In 1981, students majoring in education scored lower on both verbal and quantitative SATs than students majoring in art, music, theatre, all the sciences, mathematics, business, and health occupations.  In 1994, a review of the SAT scores of Education majors was done as part of a graduate school research project at Tarleton State University, which has an Education department.  A search of the Registrar’s computer records was conducted.  Student names were not part of the search criteria, only SAT scores by major in each department.  The earlier data was confirmed.  Education majors ranked in the lowest group, by mental and verbal ability, of all students in the university.

At the graduate level, it is much the same story, with students in numerous other fields outscoring education students on the Graduate Record Examination – by from 91 points composite to 259 points, depending on the field.  The pool of graduate students in education supplies not only teachers, counselors, and administrators, but also professors of education and those who speak for the Education establishment, advising such people as elected officials. 

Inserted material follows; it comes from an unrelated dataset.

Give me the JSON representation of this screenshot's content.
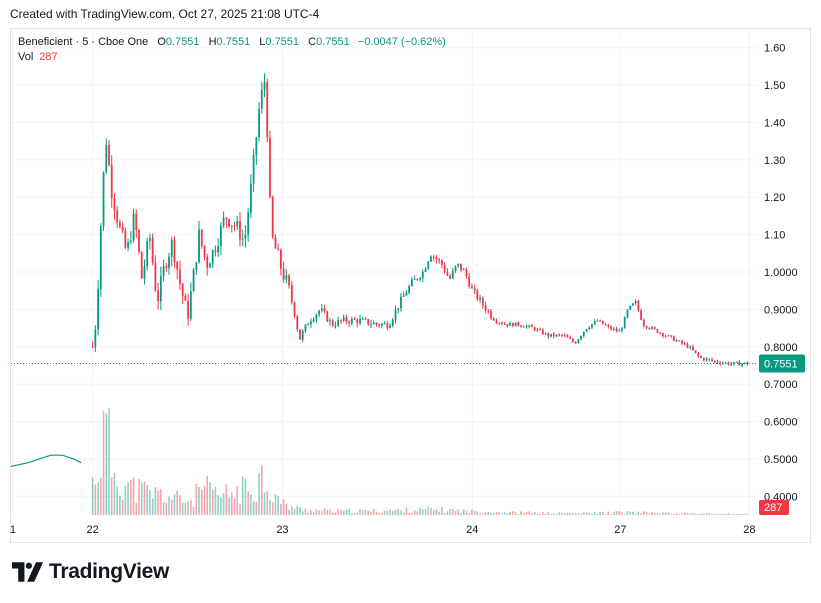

Perhaps this is why, at some point in the past, the Texas legislature inserted a provision in the Local Government Code making teacher's college transcripts private.  As public employees, teachers' salaries are a matter of public record.  But, parents have no way of determining what kind of student a teacher was in college.  Did they score so low on the SAT or ACT that they were required to take remedial classes before being allowed to do college work?  At least 1/2 of all students leaving Texas high schools today must do so.  Were they ever put on academic probation.  Did they start off declaring an academic major, only to switch to Education because they found the other discipline too hard? 

Although local Boards of Education are still elected, this is a nostalgic throwback to the early 20th century.  How and what is taught in the public schools has been taken out of the hands of local officials and is vested in educational bureaucrats who have a vested interest in the status quo.